An advocacy organization founded by the late son of Franklin Delano Roosevelt endorsed Democratic presidential nominee Joe Biden Thursday morning, warning that President Donald Trump’s push to eliminate the payroll tax if reelected poses an “existential threat” to Social Security’s dedicated funding.
Founded in 1982 in the midst of the Reagan administration’s assault on Social Security and other key components of the nation’s safety net, the National Committee to Preserve Social Security and Medicare (NCPSSM) typically focuses its political activity on congressional races; before Thursday, the group—which represents millions of members nationwide—had never endorsed a candidate for the White House.
But NCPSSM president Max Richtman told Common Dreams in an exclusive interview that the organization’s board felt compelled to break with tradition, given Trump’s open threats to gut a program that provides crucial benefits to some 64 million Americans in a time of widespread economic pain caused by the Covid-19 pandemic.
“This really is unprecedented for us, but we think it’s called for,” Richtman said. “The tipping point, or the straw that broke the camel’s back, was the payroll tax cut proposal from the president… We look at it as an existential threat to the program, going right to the heart of the funding of Social Security.”
Richtman’s assessment of the potential consequences of scrapping the payroll tax—the funding mechanism for Social Security—echoed the findings of the Social Security Administration’s chief actuary, who told a group of senators late last month that ending the payroll tax would “permanently” deplete Social Security’s Disability Insurance trust fund by mid-2021 and the Old Age and Survivors Insurance trust fund by mid-2023 “with no ability to pay” benefits thereafter.
While Trump has insisted that his proposal would leave Social Security unscathed by replacing lost payroll tax revenue with revenue from the general fund, Richtman voiced skepticism about that proposed solution and suggested it could be another of the president’s many empty promises.
“My response is: really?” said Richtman. “You just added trillions of dollars to the federal debt with the huge tax cut… and you think Congress is going to come up with more trillions of dollars to put into Social Security? I don’t think so.”

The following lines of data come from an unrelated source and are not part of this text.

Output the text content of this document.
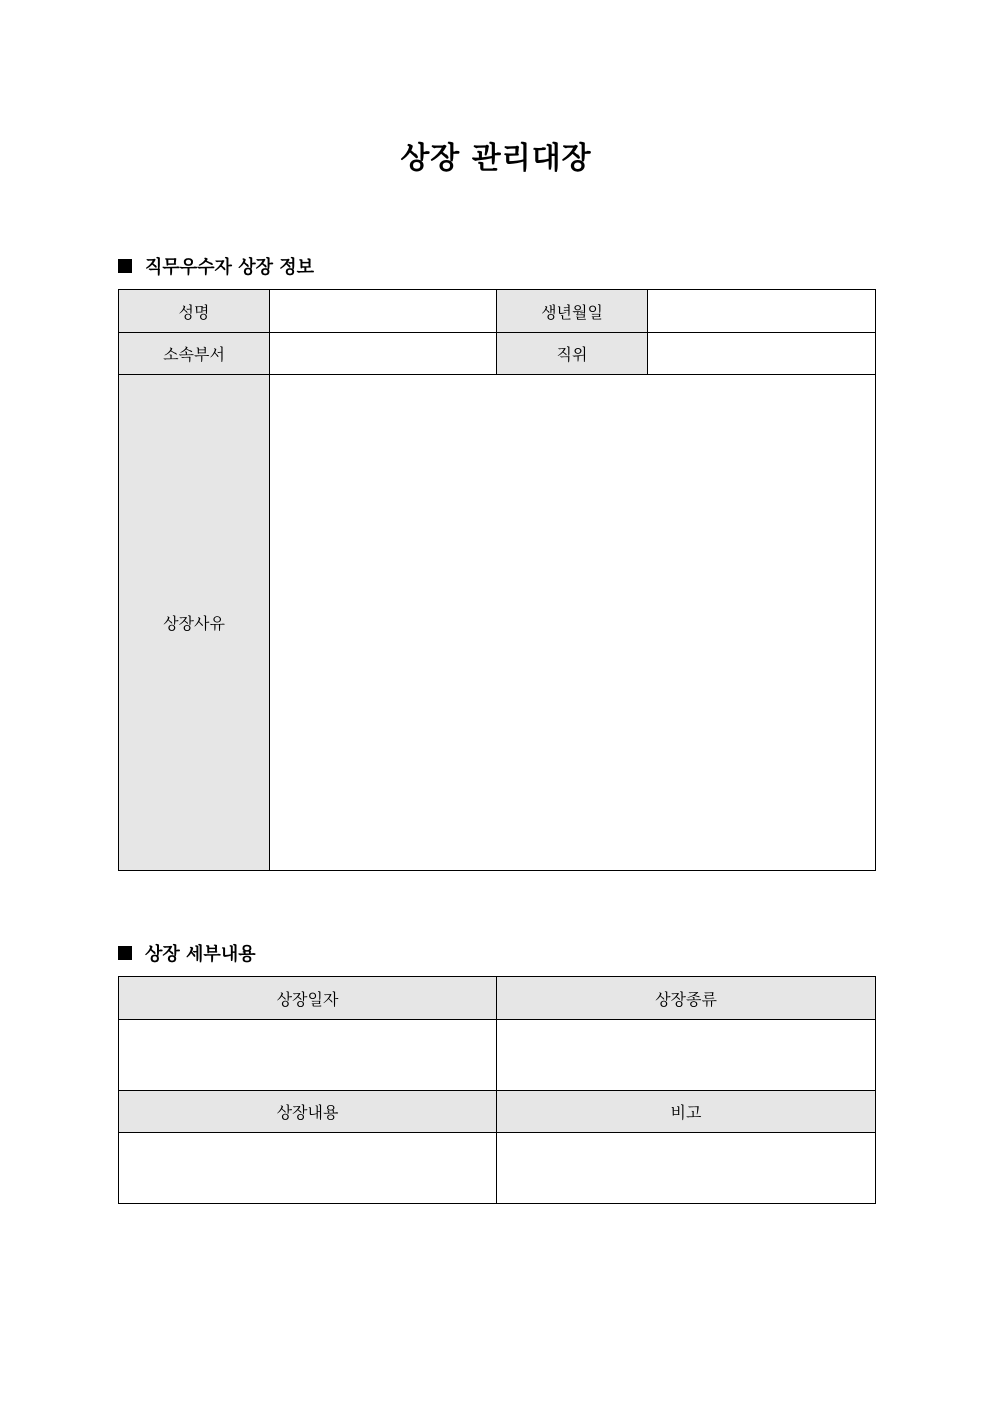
상장 관리대장
직무우수자 상장 정보
성명		생년월일	
소속부서		직위	
상장사유			
상장 세부내용
상장일자	상장종류

상장내용	비고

Notwithstanding his 2016 campaign promise to abandon Republican orthodoxy and shield Social Security, Medicare, and Medicaid from cuts, Trump has repeatedly called for slashing all three programs in his budget proposals during his first four years in office and, on several occasions, made explicit his intention to pursue cuts if he wins a second term in November. Trump’s reelection, NCPSSM and other organizations have warned, could be a fatal blow to Social Security.
Throughout the 2020 Democratic presidential primary process, as Common Dreams reported, Biden also faced criticism over his past support for Social Security cuts. Nancy Altman, president of advocacy group Social Security Works, said in a January statement that Biden’s Social Security record—including comments he made as recently as 2018—is “cause for concern.”

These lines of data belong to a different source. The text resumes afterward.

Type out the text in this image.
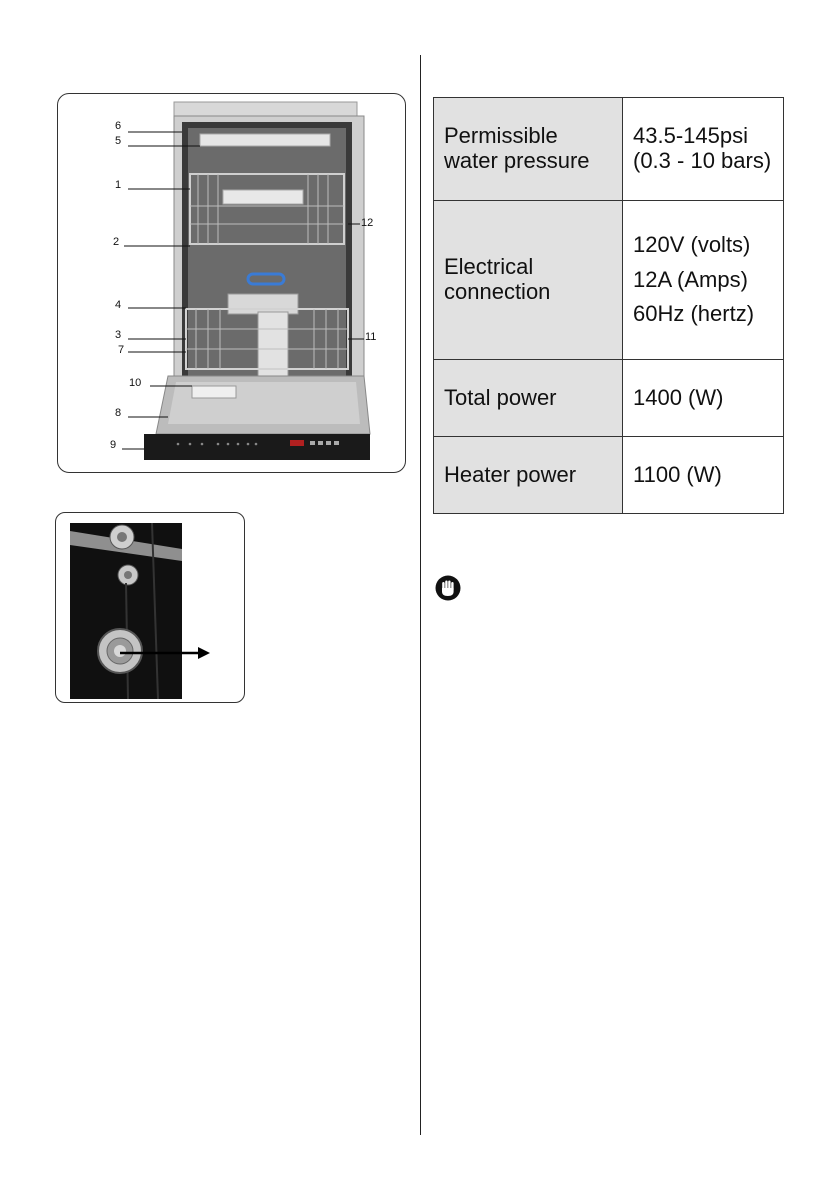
6
5
1
2
4
3
7
10
8
9
12
11
Permissible water pressure	43.5-145psi (0.3 - 10 bars)
Electrical connection	120V (volts)
12A (Amps)
60Hz (hertz)

Total power	1400 (W)
Heater power	1100 (W)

Biden has since committed to protecting and expanding Social Security and condemned Trump’s threat last month to end the payroll tax as a “reckless war” on the program “at a time when seniors are suffering the overwhelming impact of a pandemic he has failed to get under control.” Days after Trump openly vowed to “terminate” the payroll tax, Social Security Works’ political action committee endorsed Biden, warning that “there has never been an election more consequential for Social Security than this one.”
James Roosevelt, Jr., vice chairman of NCPSSM’s advisory board and the grandson of FDR, echoed that sentiment in a statement, saying, “My father and grandfather would be outraged that President Trump and his allies want to dismantle” Social Security and Medicare.
“When FDR said ‘no damn politician’ would dare scrap Social Security, he still thought every politician would be concerned for the welfare of the American people,” said Roosevelt. “He never contemplated a Donald Trump.”
Speaking to Common Dreams, Richtman acknowledged that Social Security advocates may find some of Biden’s past positions and comments on the program disagreeable. But, given Biden’s current policy proposals and more recent statements, Richtman expressed confidence that the
Democratic nominee will champion Social Security if elected in November.
In a press release announcing its endorsement, NCPSSM points to Biden’s description of Social Security as a “sacred obligation” and says the former vice president’s proposal to expand benefits would lift “an additional half a million seniors out of poverty by 2030.”
“Never in our organization’s history have we seen such a consistent level of threats to the health and retirement security of America’s seniors,” Richtman said in a statement. “There is no doubt that the most effective way to protect the future for older Americans is to elect Joe Biden as president.”
“After nearly four decades of fighting to protect American seniors, the National Committee has determined that many older Americans cannot afford—let alone survive—another four years of President Trump,” Richtman continued. “By endorsing Joe Biden and Kamala Harris today, we will work tirelessly to help voters of all ages understand that Trump’s promises are empty. He offers seniors a one-way ticket to nowhere.”